The party was told about the allegations at its 2011 conference, with speeches by Alex Callinicos and other prominent members. Smith also spoke and received a standing ovation.

Comrade W rejoined in 2012 and made a further allegation of rape in September 2012. The case was heard by the Disputes Committee over two days in October 2012. Reported problems included:
- Smith was given details of the complainant's case weeks in advance, but Comrade W did not see his evidence;
- Committee members included Smith's colleagues;
- Comrade W was asked about why she went for a drink with Smith;
- She was questioned about previous boyfriends and whether those were “full sexual relationships”.

Leaked accounts of the hearing were published on the Socialist Unity website, resulting in backlash.
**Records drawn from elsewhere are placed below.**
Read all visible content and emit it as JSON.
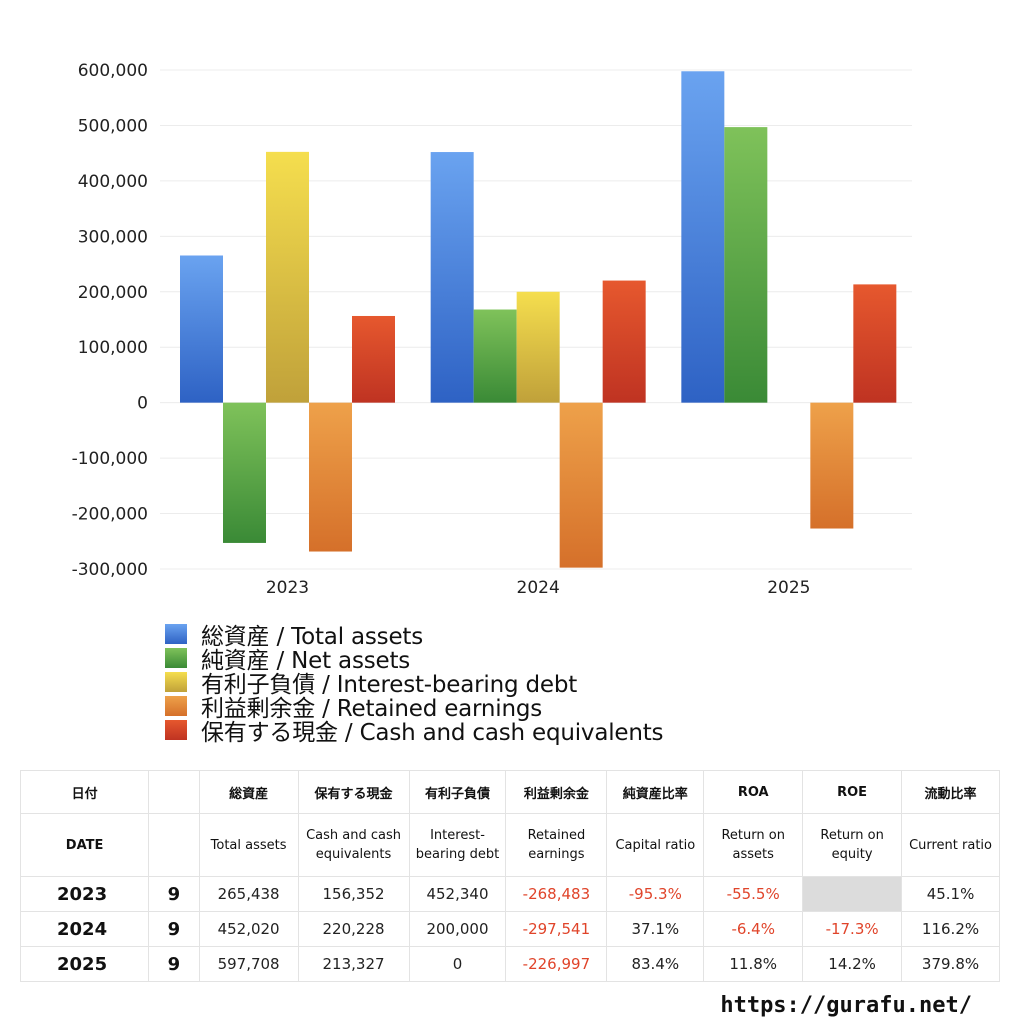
{
  "chart_data": {
    "type": "bar",
    "categories": [
      "2023",
      "2024",
      "2025"
    ],
    "ylim": [
      -300000,
      600000
    ],
    "yticks": [
      "600,000",
      "500,000",
      "400,000",
      "300,000",
      "200,000",
      "100,000",
      "0",
      "-100,000",
      "-200,000",
      "-300,000"
    ],
    "ytick_values": [
      600000,
      500000,
      400000,
      300000,
      200000,
      100000,
      0,
      -100000,
      -200000,
      -300000
    ],
    "grid": true,
    "legend_position": "bottom",
    "series": [
      {
        "name": "総資産 / Total assets",
        "color": "#3f7fe0",
        "values": [
          265438,
          452020,
          597708
        ]
      },
      {
        "name": "純資産 / Net assets",
        "color": "#4ea043",
        "values": [
          -253000,
          168000,
          497000
        ]
      },
      {
        "name": "有利子負債 / Interest-bearing debt",
        "color": "#dcc23c",
        "values": [
          452340,
          200000,
          0
        ]
      },
      {
        "name": "利益剰余金 / Retained earnings",
        "color": "#e07f30",
        "values": [
          -268483,
          -297541,
          -226997
        ]
      },
      {
        "name": "保有する現金 /  Cash and cash equivalents",
        "color": "#d9472a",
        "values": [
          156352,
          220228,
          213327
        ]
      }
    ]
  },
  "table": {
    "header_jp": [
      "日付",
      "",
      "総資産",
      "保有する現金",
      "有利子負債",
      "利益剰余金",
      "純資産比率",
      "ROA",
      "ROE",
      "流動比率"
    ],
    "header_en": [
      "DATE",
      "",
      "Total assets",
      "Cash and cash equivalents",
      "Interest-bearing debt",
      "Retained earnings",
      "Capital ratio",
      "Return on assets",
      "Return on equity",
      "Current ratio"
    ],
    "rows": [
      {
        "year": "2023",
        "month": "9",
        "cells": [
          "265,438",
          "156,352",
          "452,340",
          "-268,483",
          "-95.3%",
          "-55.5%",
          "",
          "45.1%"
        ]
      },
      {
        "year": "2024",
        "month": "9",
        "cells": [
          "452,020",
          "220,228",
          "200,000",
          "-297,541",
          "37.1%",
          "-6.4%",
          "-17.3%",
          "116.2%"
        ]
      },
      {
        "year": "2025",
        "month": "9",
        "cells": [
          "597,708",
          "213,327",
          "0",
          "-226,997",
          "83.4%",
          "11.8%",
          "14.2%",
          "379.8%"
        ]
      }
    ]
  },
  "footer": {
    "url": "https://gurafu.net/"
  }
}
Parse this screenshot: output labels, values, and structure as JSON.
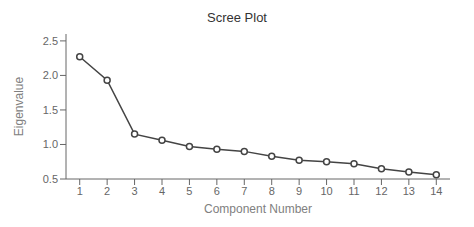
{
  "chart_data": {
    "type": "line",
    "title": "Scree Plot",
    "xlabel": "Component Number",
    "ylabel": "Eigenvalue",
    "x": [
      1,
      2,
      3,
      4,
      5,
      6,
      7,
      8,
      9,
      10,
      11,
      12,
      13,
      14
    ],
    "values": [
      2.27,
      1.93,
      1.15,
      1.06,
      0.97,
      0.93,
      0.9,
      0.83,
      0.77,
      0.75,
      0.72,
      0.65,
      0.6,
      0.56
    ],
    "xlim": [
      0.5,
      14.5
    ],
    "ylim": [
      0.5,
      2.6
    ],
    "xticks": [
      1,
      2,
      3,
      4,
      5,
      6,
      7,
      8,
      9,
      10,
      11,
      12,
      13,
      14
    ],
    "yticks": [
      0.5,
      {
        "value": 1.0,
        "label": "1.0"
      },
      1.5,
      {
        "value": 2.0,
        "label": "2.0"
      },
      2.5
    ],
    "color": "#444444",
    "marker": "circle",
    "grid": false
  }
}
Four members were expelled for discussing the case on social media.

The Disputes Committee reported to the SWP's annual national conference (4–6 January 2013) that it had unanimously found Smith not guilty. The conference accepted this by 231 votes to 209, with 18 abstentions. Comrade W was not permitted to speak.

A transcript of the conference debate was leaked on 7 January, attracting national attention.

In March 2013, The Guardian reported a different woman stating she had been inappropriately questioned by the Disputes Committee after reporting rape by another SWP member. She said she was questioned about alcohol consumption and that the accused had her statement a month before the hearing while she had none of his.

In July 2013 it was reported that another woman, Comrade X, an SWP employee, had made allegations of sexual harassment against Smith in October 2012. Smith resigned from the SWP in July 2013 before her case was heard.

Later in 2013, he was accepted as a PhD student in social work at Liverpool Hope University.

== Responses from SWP members ==

The publication of the January 2013 conference transcript prompted resignations from a number of members. Tom Walker of the Socialist Worker detailed his reasons for leaving in the Weekly Worker.

An alleged former Central Committee member wrote under the pseudonym “Donny Mayo” on the Counterfire website. Jon Hosier also resigned publicly on the Socialist Unity website.

Letters condemning the handling of Comrade W's and X's cases were published by Leeds and Sussex Socialist Workers Student Society (SWSS) branches.

Callinicos said in 2014 that around 700 members had resigned.

In May 2024, the SWP issued a statement on the events of 2013. RS21, founded by people who split from the SWP in 2013, questioned the timing. Weekly Worker also criticised the delayed apology.

== Responses to the scandal from the press ==

The crisis attracted extensive media coverage. Laurie Penny wrote about the scandal in the New Statesman and The Guardian. Richard Seymour, Owen Jones, and Shiv Malik & Nick Cohen also covered the story.

SWP member Julie Sherry responded to some reporting in The Guardian.

New Statesman later published a long-form retrospective on the crisis.

== Later repercussions ==

Twelve SWP members in the Tyneside branch resigned in April 2020 over alleged failures to address misogyny, saying: “leadership has clearly learnt nothing from their handling of the Comrade Delta case”.

In October 2024, Bristol SWP and SWSS de-affiliated, citing the party's handling of Smith's case and additional allegations of racism and homophobia. The group alleged that members who had supported Smith remained in leadership and that a prominent current member was in a relationship with Smith.